CariCRIS reaffirms DBJ credit rating
The Caribbean Information and Credit Rating Services (CariCRIS) has reaffirmed its credit rating for the Development Bank of Jamaica Limited (DBJ) which is pushing digitisation to improve its service offerings to customers.
The development bank was reaffirmed at CariA (local currency rating) and CariA- (foreign currency rating) on the regional rating scale with its Jamaican rating at jmAA (local currency rating) and jmAA- (foreign currency rating) on the national scale. The outlook for the DBJ was maintained at stable.
“The stable outlook is based on the high likelihood that the bank will continue to display good profitability and capitalisation levels over the next 12-15 months. This is underpinned by the Bank’s plans to implement a new four-year (FY2026-FY2029) strategic plan and introduce new products and services aimed at boosting profitability and enhancing operational efficiency respectively,” CariCRIS stated in its release.
The DBJ appointed Dr David Lowe as its new managing director on March 3 and is working on launching its mobile application in the short term. This app will assist the DBJ in analysing customer trends and tailor its products and marketing strategies for its customers. The app will also allow customers to see the DBJ’s full suite of products and services, apply for loans or grants and monitor their loan payments.
The DBJ is also working on completing its transition to being a cashless institution in the coming months.

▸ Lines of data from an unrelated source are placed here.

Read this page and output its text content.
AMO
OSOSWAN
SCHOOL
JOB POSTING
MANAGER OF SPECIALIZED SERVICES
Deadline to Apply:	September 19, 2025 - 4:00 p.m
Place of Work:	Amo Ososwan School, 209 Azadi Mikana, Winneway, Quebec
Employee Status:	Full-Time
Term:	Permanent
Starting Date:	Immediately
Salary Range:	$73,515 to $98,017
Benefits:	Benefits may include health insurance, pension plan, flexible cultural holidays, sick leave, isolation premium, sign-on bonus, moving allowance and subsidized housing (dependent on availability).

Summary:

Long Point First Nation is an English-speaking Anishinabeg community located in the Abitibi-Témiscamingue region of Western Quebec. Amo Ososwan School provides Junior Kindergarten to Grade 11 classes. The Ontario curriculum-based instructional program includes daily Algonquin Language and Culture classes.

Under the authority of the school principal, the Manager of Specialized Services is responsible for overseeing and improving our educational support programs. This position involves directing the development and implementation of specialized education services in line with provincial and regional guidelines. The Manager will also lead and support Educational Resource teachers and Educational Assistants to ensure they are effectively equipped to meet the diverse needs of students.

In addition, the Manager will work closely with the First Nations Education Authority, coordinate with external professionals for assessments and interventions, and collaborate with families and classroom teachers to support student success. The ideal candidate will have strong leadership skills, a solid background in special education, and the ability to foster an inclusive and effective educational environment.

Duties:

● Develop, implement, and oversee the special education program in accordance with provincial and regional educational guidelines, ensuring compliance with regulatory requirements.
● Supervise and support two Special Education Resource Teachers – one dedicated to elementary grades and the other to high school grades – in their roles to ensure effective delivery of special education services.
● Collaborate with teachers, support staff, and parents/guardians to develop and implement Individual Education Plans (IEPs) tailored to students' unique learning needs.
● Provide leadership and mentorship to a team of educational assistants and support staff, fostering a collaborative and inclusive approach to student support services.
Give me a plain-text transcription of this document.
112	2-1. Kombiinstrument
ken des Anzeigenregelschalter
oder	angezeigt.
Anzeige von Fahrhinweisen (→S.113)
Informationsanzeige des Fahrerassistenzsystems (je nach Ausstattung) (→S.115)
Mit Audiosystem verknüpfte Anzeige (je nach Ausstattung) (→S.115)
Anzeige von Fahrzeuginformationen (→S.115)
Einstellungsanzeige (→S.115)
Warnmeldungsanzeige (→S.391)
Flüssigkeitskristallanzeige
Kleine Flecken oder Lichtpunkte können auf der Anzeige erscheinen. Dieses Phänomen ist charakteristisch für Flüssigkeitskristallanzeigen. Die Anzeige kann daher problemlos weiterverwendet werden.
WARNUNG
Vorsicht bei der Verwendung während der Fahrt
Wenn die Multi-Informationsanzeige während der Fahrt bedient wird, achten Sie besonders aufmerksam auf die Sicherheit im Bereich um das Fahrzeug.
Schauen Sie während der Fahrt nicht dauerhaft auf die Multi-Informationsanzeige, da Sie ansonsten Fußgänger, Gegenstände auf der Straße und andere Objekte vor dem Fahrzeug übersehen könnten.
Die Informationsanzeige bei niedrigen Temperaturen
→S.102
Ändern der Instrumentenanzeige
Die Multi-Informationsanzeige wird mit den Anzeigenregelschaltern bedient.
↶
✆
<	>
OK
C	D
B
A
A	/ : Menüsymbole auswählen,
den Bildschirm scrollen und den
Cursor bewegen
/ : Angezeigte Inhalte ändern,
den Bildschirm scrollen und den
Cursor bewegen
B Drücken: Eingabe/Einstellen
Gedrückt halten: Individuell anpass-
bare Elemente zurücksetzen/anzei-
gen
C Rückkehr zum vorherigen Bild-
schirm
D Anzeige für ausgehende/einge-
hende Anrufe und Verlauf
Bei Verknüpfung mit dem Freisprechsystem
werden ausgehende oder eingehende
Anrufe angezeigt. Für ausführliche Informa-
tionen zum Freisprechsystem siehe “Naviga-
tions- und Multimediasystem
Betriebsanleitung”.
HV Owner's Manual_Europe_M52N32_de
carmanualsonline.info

This is part of the DBJ’s push to improve its internal processes while enhancing the service to its customers.
The DBJ grew its net interest income by seven per cent to $1.19 billion as it net loans and advances grew to a record $21.13 billion for the March 2025 financial year (FY). Total income marginally declined to $1.86 billion but remains above the $1.77 billion earned in FY 2023.
However, the DBJ’s profit before tax dipped 41 per cent from $487.27 million to $287.95 million due to a 14 per cent increase in operating expenses to $1.57 billion. This rise in operating expenses was largely attributed to higher staff costs as employee compensation was revamped to be in line with the Government of Jamaica (GOJ) regulations. Professional fees also increased due to costs associated with the DBJ’s annual strategic services retreat.
Despite this dip in earnings, the DBJ’s net profit moved from $415.90 million to $6.01 billion for the March 2025 FY. This was due to the $5.72 billion share of profit from its 50 per cent associate Harmonisation Limited which recognised a fair value gain on land which was revalued from US$45 million to US$105 million. Harmonisation is the company pushing the Harmony Cove tourism project in Trelawny. Harmonisation owns 49 per cent of Harmony Cove Limited while Tavistock Group Inc owns the remaining interest in the joint venture entity. The National Housing Trust owns the other 50 per cent of Harmonisation.
The DBJ is currently developing its blue green facility which is focused on promoting environmental sustainability. The DBJ recently submitted a concept note to the Green Climate Fund which is the world’s largest climate fund. The DBJ also secured an additional US$5 million from the French Development Bank and $2 billion in funding from the Ministry of Finance & Public Service (MOFPS) which should come on stream in FY 2026.
The DBJ is working on a medium-term plan to be reclassified from a category two to a category four institution under the categorisation and rationalisation of public bodies policy. Category two entities are government bodies that do not meet commercial criteria while category four entities engage in commercial transactions.
The state-owned entity strengthened its internal risk and governance frameworks during FY 2025 and improved its cybersecurity measures towards enhanced risk monitoring and threat detection. The DBJ will be updating its information technology governance framework and received board approval in June 2025 for its environmental, social and governance framework and implementation plan.
CariCRIS is projecting that the DBJ will grow total interest income to $2 billion for FY 2026 with profit before tax at $313.4 million. However, net profit is projected to decline to $263.2 million due to a projected loss from its associated companies.
The DBJ is set to service $3.3 billion in maturing debt between its internal cash and inflows from the MOFPS. The GOJ absorbs foreign exchange losses for the DBJ by way of reimbursement for its foreign exchange risk which currently has 54 per cent of its total debt denominated in United States dollars.
“In CariCRIS’s view, the business risk profile of DBJ remained good from the prior year, in line with our expectations, supported by DBJ’s ongoing digitalisation initiatives. Over the next 12-15 months, the bank intends to implement a new four-year strategic plan focused on sustainable development and improved operational efficiencies,” CariCRIS closed.